Nature Medicine 24, 2 doi: 10.1038/nm.4462

横紋筋融解症は、骨格筋損傷と、それに続いて起こる被損傷筋細胞の内容物の体循環への放出によって引き起こされる深刻な症候群である。筋肉の損傷は、激しい運動、筋肉の低酸素状態、薬物治療、あるいは薬物乱用によって生じることが最も多く、急性腎障害(AKI)のような、生命を脅かす合併症につながることがある。
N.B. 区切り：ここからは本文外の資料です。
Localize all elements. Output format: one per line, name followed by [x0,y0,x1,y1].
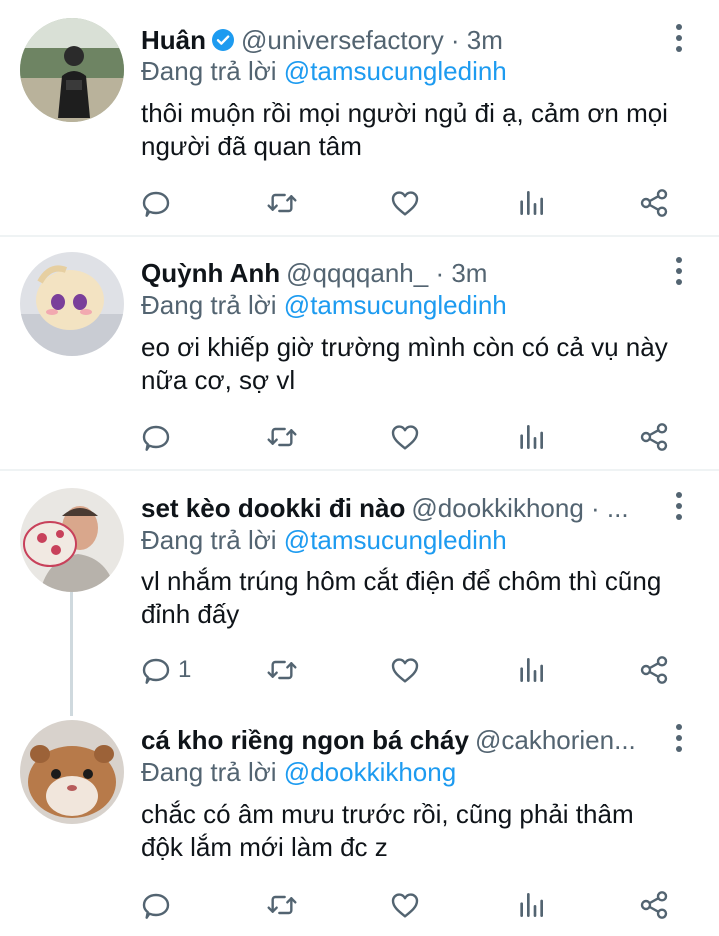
replying-prefix: Đang trả lời [141,525,277,555]
replying-prefix: Đang trả lời [141,290,277,320]
reply-mention-link[interactable]: @tamsucungledinh [284,525,507,555]
tweet-text: thôi muộn rồi mọi người ngủ đi ạ, cảm ơn… [141,98,668,161]
action-bar [0,417,719,457]
replying-prefix: Đang trả lời [141,56,277,86]
tweet-text: eo ơi khiếp giờ trường mình còn có cả vụ… [141,332,668,395]
retweet-icon [266,654,298,686]
share-icon [638,654,670,686]
handle-and-time[interactable]: @dookkikhong · ... [411,493,628,524]
display-name[interactable]: Quỳnh Anh [141,258,280,289]
display-name[interactable]: set kèo dookki đi nào [141,493,405,524]
analytics-icon [515,889,547,921]
analytics-icon [515,421,547,453]
more-options-icon[interactable] [669,253,689,289]
avatar[interactable] [20,18,124,122]
like-button[interactable] [389,417,421,457]
analytics-button[interactable] [515,183,547,223]
tweet[interactable]: Quỳnh Anh @qqqqanh_ · 3m Đang trả lời @t… [0,237,719,469]
analytics-icon [515,654,547,686]
reply-button[interactable] [140,417,178,457]
more-options-icon[interactable] [669,720,689,756]
reply-icon [140,889,172,921]
tweet[interactable]: Huân @universefactory · 3m Đang trả lời … [0,0,719,236]
retweet-button[interactable] [266,885,298,925]
reply-mention-link[interactable]: @dookkikhong [284,757,456,787]
tweet-text: vl nhắm trúng hôm cắt điện để chôm thì c… [141,566,662,629]
replying-to: Đang trả lời @dookkikhong [141,757,456,788]
tweet-text: chắc có âm mưu trước rồi, cũng phải thâm… [141,799,634,862]
replying-prefix: Đang trả lời [141,757,277,787]
reply-button[interactable] [140,183,178,223]
handle-and-time[interactable]: @qqqqanh_ · 3m [286,258,487,289]
verified-badge-icon [211,28,235,52]
tweet[interactable]: cá kho riềng ngon bá cháy @cakhorien... … [0,710,719,936]
handle-and-time[interactable]: @universefactory · 3m [241,25,503,56]
action-bar [0,183,719,223]
analytics-button[interactable] [515,885,547,925]
handle-and-time[interactable]: @cakhorien... [475,725,636,756]
reply-icon [140,187,172,219]
like-button[interactable] [389,650,421,690]
replying-to: Đang trả lời @tamsucungledinh [141,525,507,556]
tweet-header: set kèo dookki đi nào @dookkikhong · ... [141,488,659,528]
tweet[interactable]: set kèo dookki đi nào @dookkikhong · ...… [0,471,719,711]
action-bar: 1 [0,650,719,690]
retweet-icon [266,421,298,453]
reply-count: 1 [178,656,192,683]
display-name[interactable]: Huân [141,25,206,56]
replying-to: Đang trả lời @tamsucungledinh [141,290,507,321]
retweet-button[interactable] [266,650,298,690]
share-icon [638,187,670,219]
reply-mention-link[interactable]: @tamsucungledinh [284,56,507,86]
avatar[interactable] [20,488,124,592]
tweet-header: Huân @universefactory · 3m [141,20,659,60]
share-button[interactable] [638,650,670,690]
avatar[interactable] [20,720,124,824]
more-options-icon[interactable] [669,20,689,56]
reply-button[interactable]: 1 [140,650,191,690]
reply-icon [140,654,172,686]
share-button[interactable] [638,417,670,457]
analytics-icon [515,187,547,219]
replying-to: Đang trả lời @tamsucungledinh [141,56,507,87]
action-bar [0,885,719,925]
retweet-button[interactable] [266,417,298,457]
share-button[interactable] [638,183,670,223]
tweet-header: cá kho riềng ngon bá cháy @cakhorien... [141,720,659,760]
avatar[interactable] [20,252,124,356]
reply-icon [140,421,172,453]
retweet-icon [266,187,298,219]
like-icon [389,654,421,686]
analytics-button[interactable] [515,417,547,457]
share-icon [638,889,670,921]
display-name[interactable]: cá kho riềng ngon bá cháy [141,725,469,756]
tweet-header: Quỳnh Anh @qqqqanh_ · 3m [141,253,659,293]
retweet-button[interactable] [266,183,298,223]
share-icon [638,421,670,453]
analytics-button[interactable] [515,650,547,690]
reply-mention-link[interactable]: @tamsucungledinh [284,290,507,320]
like-icon [389,889,421,921]
like-icon [389,421,421,453]
like-button[interactable] [389,183,421,223]
share-button[interactable] [638,885,670,925]
retweet-icon [266,889,298,921]
reply-button[interactable] [140,885,178,925]
like-button[interactable] [389,885,421,925]
more-options-icon[interactable] [669,488,689,524]
like-icon [389,187,421,219]
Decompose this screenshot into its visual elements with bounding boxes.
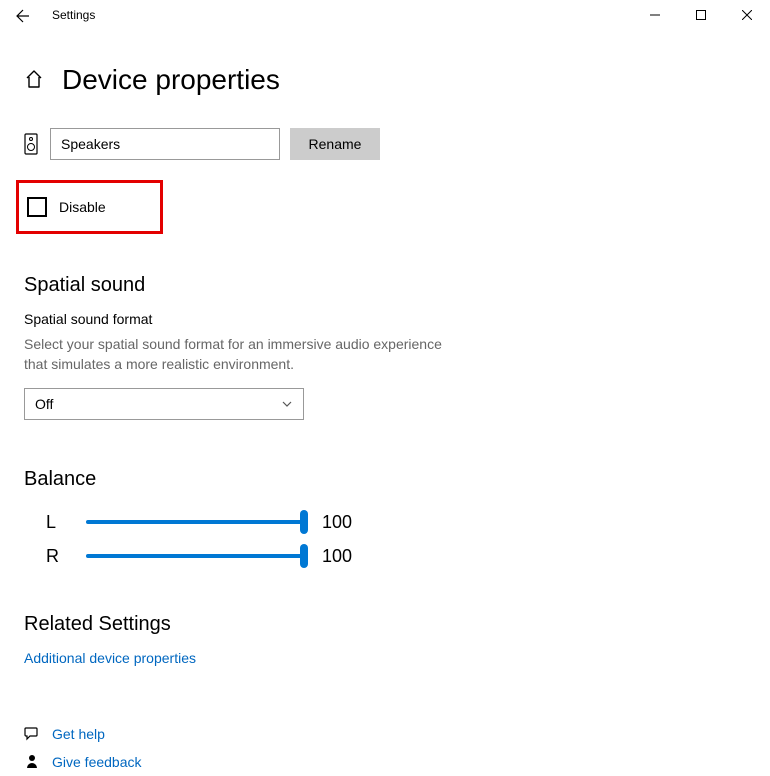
page-header: Device properties bbox=[24, 64, 746, 96]
get-help-link[interactable]: Get help bbox=[52, 726, 105, 742]
disable-checkbox[interactable] bbox=[27, 197, 47, 217]
speaker-icon bbox=[24, 133, 40, 155]
balance-right-row: R 100 bbox=[24, 539, 746, 573]
help-links: Get help Give feedback bbox=[24, 720, 746, 776]
balance-right-label: R bbox=[24, 546, 68, 567]
spatial-sound-description: Select your spatial sound format for an … bbox=[24, 335, 444, 374]
titlebar: Settings bbox=[0, 0, 770, 32]
spatial-sound-heading: Spatial sound bbox=[24, 274, 746, 297]
balance-left-row: L 100 bbox=[24, 505, 746, 539]
disable-checkbox-container[interactable]: Disable bbox=[16, 180, 163, 234]
window-title: Settings bbox=[46, 0, 632, 22]
balance-right-value: 100 bbox=[322, 546, 352, 567]
page-title: Device properties bbox=[62, 64, 280, 96]
maximize-icon bbox=[696, 10, 706, 20]
home-icon bbox=[24, 69, 44, 89]
related-settings-heading: Related Settings bbox=[24, 613, 746, 636]
close-button[interactable] bbox=[724, 0, 770, 30]
balance-right-slider[interactable] bbox=[86, 544, 304, 568]
minimize-icon bbox=[650, 10, 660, 20]
close-icon bbox=[742, 10, 752, 20]
balance-heading: Balance bbox=[24, 468, 746, 491]
maximize-button[interactable] bbox=[678, 0, 724, 30]
balance-left-value: 100 bbox=[322, 512, 352, 533]
balance-controls: L 100 R 100 bbox=[24, 505, 746, 573]
additional-device-properties-link[interactable]: Additional device properties bbox=[24, 650, 196, 666]
give-feedback-link[interactable]: Give feedback bbox=[52, 754, 142, 770]
minimize-button[interactable] bbox=[632, 0, 678, 30]
home-button[interactable] bbox=[24, 69, 44, 92]
balance-left-slider[interactable] bbox=[86, 510, 304, 534]
window-controls bbox=[632, 0, 770, 30]
chevron-down-icon bbox=[281, 398, 293, 410]
balance-left-label: L bbox=[24, 512, 68, 533]
spatial-sound-sublabel: Spatial sound format bbox=[24, 311, 746, 327]
spatial-sound-value: Off bbox=[35, 396, 53, 412]
back-button[interactable] bbox=[0, 0, 46, 32]
help-chat-icon bbox=[24, 725, 40, 744]
device-name-input[interactable] bbox=[50, 128, 280, 160]
rename-button[interactable]: Rename bbox=[290, 128, 380, 160]
feedback-person-icon bbox=[24, 753, 40, 772]
spatial-sound-dropdown[interactable]: Off bbox=[24, 388, 304, 420]
disable-label: Disable bbox=[59, 199, 106, 215]
device-name-row: Rename bbox=[24, 128, 746, 160]
arrow-left-icon bbox=[15, 8, 31, 24]
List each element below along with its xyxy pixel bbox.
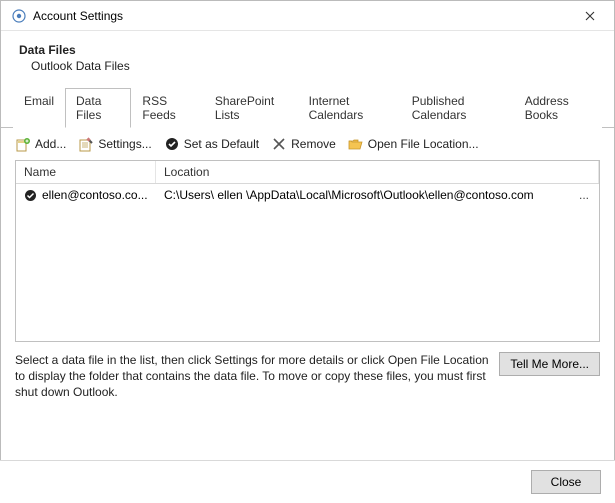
settings-icon [78, 136, 94, 152]
titlebar: Account Settings [1, 1, 614, 31]
data-files-grid: Name Location ellen@contoso.co... C:\Use… [15, 160, 600, 342]
toolbar: Add... Settings... Set as Default Remove… [1, 128, 614, 158]
tab-internet-calendars[interactable]: Internet Calendars [298, 88, 401, 128]
row-name: ellen@contoso.co... [42, 188, 160, 202]
tab-data-files[interactable]: Data Files [65, 88, 131, 128]
remove-label: Remove [291, 137, 336, 151]
tell-me-more-button[interactable]: Tell Me More... [499, 352, 600, 376]
header: Data Files Outlook Data Files [1, 31, 614, 87]
window-title: Account Settings [33, 9, 574, 23]
row-ellipsis: ... [575, 188, 593, 202]
tab-bar: Email Data Files RSS Feeds SharePoint Li… [1, 87, 614, 128]
remove-icon [271, 136, 287, 152]
tab-sharepoint-lists[interactable]: SharePoint Lists [204, 88, 298, 128]
check-circle-icon [164, 136, 180, 152]
help-area: Select a data file in the list, then cli… [1, 342, 614, 401]
row-location: C:\Users\ ellen \AppData\Local\Microsoft… [160, 188, 575, 202]
default-check-icon [22, 187, 38, 203]
settings-label: Settings... [98, 137, 151, 151]
help-text: Select a data file in the list, then cli… [15, 352, 489, 401]
folder-open-icon [348, 136, 364, 152]
column-location[interactable]: Location [156, 161, 599, 183]
open-file-location-button[interactable]: Open File Location... [348, 136, 479, 152]
set-default-label: Set as Default [184, 137, 259, 151]
tab-rss-feeds[interactable]: RSS Feeds [131, 88, 203, 128]
add-button[interactable]: Add... [15, 136, 66, 152]
remove-button[interactable]: Remove [271, 136, 336, 152]
grid-header: Name Location [16, 161, 599, 184]
tab-published-calendars[interactable]: Published Calendars [401, 88, 514, 128]
set-default-button[interactable]: Set as Default [164, 136, 259, 152]
table-row[interactable]: ellen@contoso.co... C:\Users\ ellen \App… [16, 184, 599, 206]
settings-button[interactable]: Settings... [78, 136, 151, 152]
tab-address-books[interactable]: Address Books [514, 88, 602, 128]
footer: Close [0, 460, 615, 503]
app-icon [11, 8, 27, 24]
open-file-location-label: Open File Location... [368, 137, 479, 151]
add-icon [15, 136, 31, 152]
header-subtitle: Outlook Data Files [31, 59, 596, 73]
add-label: Add... [35, 137, 66, 151]
close-icon[interactable] [574, 1, 606, 30]
header-title: Data Files [19, 43, 596, 57]
tab-email[interactable]: Email [13, 88, 65, 128]
column-name[interactable]: Name [16, 161, 156, 183]
close-button[interactable]: Close [531, 470, 601, 494]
横紋筋融解症とAKIの併発は、地震などの天災や戦争やテロのような人災の犠牲者で広く見られる緊急事態の1つ、クラッシュ症候群(挫滅症候群)の際にも起こる。この型のAKIで腎機能障害を誘発するのは、損傷を受けた筋肉から放出されるミオグロビンであると考えられている。最近になって、横紋筋融解症に誘発されるAKIの発症機序にマクロファージが関与することが示されたが、詳細な分子機構は解明されていない。本研究では、横紋筋融解症のマウスモデルにおいて、マクロファージがDNA繊維と顆粒タンパク質から構成される細胞外トラップ(ET)を放出することを示す。横紋筋融解症の際に壊死した筋細胞から放出されたヘムによって活性化された血小板は、マクロファージ細胞内での活性酸素種の産生やヒストンのシトルリン化の増強によって、マクロファージ細胞外トラップ(MET)の産生を増やした。今回我々は、横紋筋融解症に誘発されるAKIにMETが果たす予想外の役割に加えて、血小板がミオグロビン由来のヘムのセンサーであることを、我々の知る限りで初めて報告する。これまで知られていなかったこの機構は、このような疾患での治療標的になる可能性がある。我々はさらに、横紋筋融解症に続いて起こるAKIを予防するための新しい治療手段を見いだした。これによってクラッシュ症候群の患者の一部を救済できる可能性がある。